On the other hand, if the thousand agents cooperate, they will be able to choose in a fair lottery which of the hundred will approach the tender, and each of them will pay one hundred shekels (similar solutions exist even when the competitors differ in the maximum amount they are willing to pay). Such cooperation is not possible between humans: some losers will violate the unwritten agreement and submit higher offers. In this case, the advantage of the agents is precisely in simplicity and transparency: the scenario presented here is only possible if we are sure that we understand the behavior of the agents, and know that they do not have enough intelligence to consider violating agreements. As is well known in game theory, even this scenario is unstable: the appearance of one user is enough to change the behavior of his agent, or even the suspicion that such a user may appear, to renew the price war.
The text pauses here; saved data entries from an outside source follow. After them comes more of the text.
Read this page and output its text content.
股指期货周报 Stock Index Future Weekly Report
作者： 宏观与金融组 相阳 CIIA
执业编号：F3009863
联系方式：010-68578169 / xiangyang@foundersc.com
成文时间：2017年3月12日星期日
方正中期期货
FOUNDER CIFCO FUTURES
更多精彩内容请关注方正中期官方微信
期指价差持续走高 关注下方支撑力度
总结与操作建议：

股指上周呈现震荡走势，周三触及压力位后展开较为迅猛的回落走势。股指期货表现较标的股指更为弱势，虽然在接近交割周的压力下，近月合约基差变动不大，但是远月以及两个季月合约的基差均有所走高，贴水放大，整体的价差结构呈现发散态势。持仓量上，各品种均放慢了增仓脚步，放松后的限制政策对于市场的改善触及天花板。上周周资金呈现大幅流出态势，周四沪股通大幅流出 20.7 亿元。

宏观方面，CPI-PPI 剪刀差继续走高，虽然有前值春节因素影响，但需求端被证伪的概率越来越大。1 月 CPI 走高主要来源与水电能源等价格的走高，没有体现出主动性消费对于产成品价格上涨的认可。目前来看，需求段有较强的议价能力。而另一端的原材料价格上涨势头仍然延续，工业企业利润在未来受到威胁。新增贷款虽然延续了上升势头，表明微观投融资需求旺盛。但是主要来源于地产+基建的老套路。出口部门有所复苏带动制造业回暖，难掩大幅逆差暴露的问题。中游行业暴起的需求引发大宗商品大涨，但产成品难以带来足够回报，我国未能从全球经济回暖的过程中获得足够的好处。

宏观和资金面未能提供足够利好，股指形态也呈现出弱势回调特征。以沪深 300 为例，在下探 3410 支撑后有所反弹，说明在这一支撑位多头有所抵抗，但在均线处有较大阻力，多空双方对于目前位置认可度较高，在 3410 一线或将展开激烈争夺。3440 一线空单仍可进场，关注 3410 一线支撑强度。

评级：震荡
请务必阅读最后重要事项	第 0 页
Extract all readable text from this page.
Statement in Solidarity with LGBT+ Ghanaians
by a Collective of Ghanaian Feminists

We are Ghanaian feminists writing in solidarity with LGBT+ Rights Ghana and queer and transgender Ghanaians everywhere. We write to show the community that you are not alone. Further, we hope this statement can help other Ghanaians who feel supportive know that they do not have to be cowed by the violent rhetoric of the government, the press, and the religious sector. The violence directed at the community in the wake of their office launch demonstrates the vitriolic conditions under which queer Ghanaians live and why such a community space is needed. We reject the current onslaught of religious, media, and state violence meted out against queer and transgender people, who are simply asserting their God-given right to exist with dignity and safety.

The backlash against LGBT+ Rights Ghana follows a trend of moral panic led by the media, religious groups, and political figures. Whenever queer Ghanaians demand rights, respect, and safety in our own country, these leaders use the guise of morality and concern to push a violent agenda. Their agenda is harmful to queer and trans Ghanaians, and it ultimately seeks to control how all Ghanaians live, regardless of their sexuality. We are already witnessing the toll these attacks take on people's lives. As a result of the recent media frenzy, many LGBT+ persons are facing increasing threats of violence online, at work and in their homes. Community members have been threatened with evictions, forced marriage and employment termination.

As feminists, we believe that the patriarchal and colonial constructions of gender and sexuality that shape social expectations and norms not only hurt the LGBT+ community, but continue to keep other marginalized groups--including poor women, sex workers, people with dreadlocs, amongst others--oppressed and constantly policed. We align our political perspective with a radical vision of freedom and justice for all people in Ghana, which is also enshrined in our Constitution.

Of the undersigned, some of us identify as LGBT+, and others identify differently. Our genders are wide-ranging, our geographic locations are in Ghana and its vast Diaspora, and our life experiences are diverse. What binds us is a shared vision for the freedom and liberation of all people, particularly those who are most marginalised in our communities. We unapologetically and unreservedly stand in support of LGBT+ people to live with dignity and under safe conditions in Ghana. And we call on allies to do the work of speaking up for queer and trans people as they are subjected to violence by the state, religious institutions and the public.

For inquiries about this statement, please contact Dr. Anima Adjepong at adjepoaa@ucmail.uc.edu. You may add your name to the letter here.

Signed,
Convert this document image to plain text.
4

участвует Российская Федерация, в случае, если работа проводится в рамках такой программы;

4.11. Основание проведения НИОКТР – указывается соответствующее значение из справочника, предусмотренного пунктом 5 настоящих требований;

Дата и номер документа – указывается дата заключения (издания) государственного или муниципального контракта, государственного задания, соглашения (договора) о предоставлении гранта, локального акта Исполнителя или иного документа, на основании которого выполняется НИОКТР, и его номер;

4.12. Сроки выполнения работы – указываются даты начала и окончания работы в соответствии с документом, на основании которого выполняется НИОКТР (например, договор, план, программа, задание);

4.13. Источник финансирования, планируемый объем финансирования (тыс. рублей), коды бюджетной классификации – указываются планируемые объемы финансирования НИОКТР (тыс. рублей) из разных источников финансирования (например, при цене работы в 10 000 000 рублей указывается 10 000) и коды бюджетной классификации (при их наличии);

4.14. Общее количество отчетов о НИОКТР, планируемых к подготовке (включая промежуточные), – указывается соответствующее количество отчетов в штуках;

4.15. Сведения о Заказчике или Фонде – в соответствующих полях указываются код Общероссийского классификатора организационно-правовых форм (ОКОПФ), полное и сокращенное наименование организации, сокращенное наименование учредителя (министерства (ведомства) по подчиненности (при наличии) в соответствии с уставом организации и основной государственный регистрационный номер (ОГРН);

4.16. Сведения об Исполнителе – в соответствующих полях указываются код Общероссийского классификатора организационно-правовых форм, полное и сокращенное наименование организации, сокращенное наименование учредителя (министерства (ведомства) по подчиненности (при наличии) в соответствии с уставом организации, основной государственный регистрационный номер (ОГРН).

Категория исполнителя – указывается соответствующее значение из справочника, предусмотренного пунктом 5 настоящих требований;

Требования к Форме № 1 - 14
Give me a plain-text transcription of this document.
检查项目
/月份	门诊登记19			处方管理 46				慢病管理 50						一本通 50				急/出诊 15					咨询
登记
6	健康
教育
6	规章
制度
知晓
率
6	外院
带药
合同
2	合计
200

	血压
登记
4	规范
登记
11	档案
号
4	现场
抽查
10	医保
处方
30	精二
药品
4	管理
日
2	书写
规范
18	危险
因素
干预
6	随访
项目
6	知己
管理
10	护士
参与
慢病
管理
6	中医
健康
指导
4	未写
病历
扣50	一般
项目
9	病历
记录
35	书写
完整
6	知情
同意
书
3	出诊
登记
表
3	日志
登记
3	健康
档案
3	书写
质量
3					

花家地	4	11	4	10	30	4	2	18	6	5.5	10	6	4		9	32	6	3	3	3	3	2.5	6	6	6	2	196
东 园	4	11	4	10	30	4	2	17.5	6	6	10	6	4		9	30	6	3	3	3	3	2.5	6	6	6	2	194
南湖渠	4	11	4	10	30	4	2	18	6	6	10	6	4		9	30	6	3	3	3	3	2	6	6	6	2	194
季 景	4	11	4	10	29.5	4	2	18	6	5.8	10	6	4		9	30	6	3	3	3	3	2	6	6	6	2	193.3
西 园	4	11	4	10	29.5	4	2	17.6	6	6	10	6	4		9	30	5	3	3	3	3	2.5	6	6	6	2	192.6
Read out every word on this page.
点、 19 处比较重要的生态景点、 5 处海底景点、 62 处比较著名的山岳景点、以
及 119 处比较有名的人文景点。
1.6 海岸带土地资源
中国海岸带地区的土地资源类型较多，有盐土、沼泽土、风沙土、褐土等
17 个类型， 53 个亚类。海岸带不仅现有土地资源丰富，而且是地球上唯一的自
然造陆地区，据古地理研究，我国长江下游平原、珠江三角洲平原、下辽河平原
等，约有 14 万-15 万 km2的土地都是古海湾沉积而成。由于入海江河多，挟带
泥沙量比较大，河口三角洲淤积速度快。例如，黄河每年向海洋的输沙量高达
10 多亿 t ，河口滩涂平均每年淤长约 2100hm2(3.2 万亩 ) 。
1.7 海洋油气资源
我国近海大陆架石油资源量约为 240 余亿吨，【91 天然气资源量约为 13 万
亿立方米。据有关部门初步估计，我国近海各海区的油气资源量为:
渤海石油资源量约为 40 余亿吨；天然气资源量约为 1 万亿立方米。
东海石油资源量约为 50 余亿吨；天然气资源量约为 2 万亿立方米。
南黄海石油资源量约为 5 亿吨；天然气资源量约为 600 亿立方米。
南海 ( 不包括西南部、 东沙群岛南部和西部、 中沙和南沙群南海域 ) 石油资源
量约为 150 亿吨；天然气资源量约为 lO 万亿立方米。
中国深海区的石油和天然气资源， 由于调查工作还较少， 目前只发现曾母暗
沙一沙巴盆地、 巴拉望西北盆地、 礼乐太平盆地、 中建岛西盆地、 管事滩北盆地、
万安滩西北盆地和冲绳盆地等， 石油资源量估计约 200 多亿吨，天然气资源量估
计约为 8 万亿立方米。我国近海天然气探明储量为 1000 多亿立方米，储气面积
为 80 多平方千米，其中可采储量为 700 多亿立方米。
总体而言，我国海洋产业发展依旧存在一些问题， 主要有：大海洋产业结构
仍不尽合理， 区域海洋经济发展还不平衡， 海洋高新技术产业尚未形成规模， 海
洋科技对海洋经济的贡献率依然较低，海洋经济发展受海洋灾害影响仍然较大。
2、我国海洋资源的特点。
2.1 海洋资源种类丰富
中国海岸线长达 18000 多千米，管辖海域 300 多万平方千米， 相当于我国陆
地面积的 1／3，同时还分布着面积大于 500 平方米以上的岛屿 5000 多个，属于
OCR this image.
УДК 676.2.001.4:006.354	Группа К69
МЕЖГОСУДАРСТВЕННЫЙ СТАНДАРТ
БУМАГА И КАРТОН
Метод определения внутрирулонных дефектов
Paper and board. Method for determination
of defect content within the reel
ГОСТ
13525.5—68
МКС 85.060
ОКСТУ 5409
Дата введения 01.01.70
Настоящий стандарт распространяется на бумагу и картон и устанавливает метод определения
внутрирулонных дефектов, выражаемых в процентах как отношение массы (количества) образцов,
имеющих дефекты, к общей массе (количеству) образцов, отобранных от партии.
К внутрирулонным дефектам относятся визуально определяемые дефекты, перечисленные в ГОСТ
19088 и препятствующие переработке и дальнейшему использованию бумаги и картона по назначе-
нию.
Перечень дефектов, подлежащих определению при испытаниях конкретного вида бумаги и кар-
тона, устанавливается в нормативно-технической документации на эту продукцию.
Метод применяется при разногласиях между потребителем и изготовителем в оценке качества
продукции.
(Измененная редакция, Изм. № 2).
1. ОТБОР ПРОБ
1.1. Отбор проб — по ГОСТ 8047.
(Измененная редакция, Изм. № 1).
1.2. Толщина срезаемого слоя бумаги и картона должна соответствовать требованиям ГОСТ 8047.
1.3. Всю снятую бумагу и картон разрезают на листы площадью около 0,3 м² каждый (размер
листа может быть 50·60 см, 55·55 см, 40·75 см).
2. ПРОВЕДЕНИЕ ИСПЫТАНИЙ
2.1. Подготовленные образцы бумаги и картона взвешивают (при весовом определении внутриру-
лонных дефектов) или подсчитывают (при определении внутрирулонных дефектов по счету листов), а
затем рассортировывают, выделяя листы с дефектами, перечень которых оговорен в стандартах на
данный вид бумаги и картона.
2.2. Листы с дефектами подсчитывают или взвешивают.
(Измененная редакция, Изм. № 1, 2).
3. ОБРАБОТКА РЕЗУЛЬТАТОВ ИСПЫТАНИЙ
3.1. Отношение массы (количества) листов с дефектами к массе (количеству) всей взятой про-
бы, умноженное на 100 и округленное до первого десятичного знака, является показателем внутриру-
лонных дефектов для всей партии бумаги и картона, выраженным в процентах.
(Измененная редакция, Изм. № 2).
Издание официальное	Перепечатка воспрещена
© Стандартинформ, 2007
The following answer has already been offered to such problems: if the "honest" agents unite, identify the violators of the agreements and refuse to cooperate with them, success is still possible. In any case, the purpose of this example is to illustrate the possibility of agents not only to speed up and facilitate existing processes, but also to bring about far-reaching changes. We note that the auction operators will not welcome such collaborations, and that they may change the rules of the game, or employ their own agents, which will create an even more interesting and dynamic environment than the one described so far.
How far can agents develop independently? An ambitious research project called NEW-TIES examines these questions. Researchers from five European universities (two from England, two from the Netherlands and one from Hungary) will develop a software environment in the coming years in which about a thousand agents will move and communicate with each other, on fifty computers provided by the universities. In the most conservative formulation, the goal of the project is to learn how to create agents that adapt themselves to an environment whose properties are not known in advance (a more ambitious goal: "to create an artificial society that will develop mental and linguistic abilities on its own, and try to understand how the world in which it operates was created").
One of the initial requirements is to make the agents learn how to find "food" for themselves by growing it or trading with other agents, finding mates for the purpose of creating "offspring" agents that receive some of the "parents" traits, and more. The agents will not be equipped with a predetermined language for communication between them. The researchers hope that the agents will discover ways to cooperate, and will develop a new language of their own for this purpose. If this happens, it will be a very significant breakthrough in artificial intelligence research, which will contribute not only to our ability to recruit smart and trained assistants, but also to our understanding of the processes that make us, humans, what we are - creatures defined by the society in which they exist, in the process that they shape the face of that company.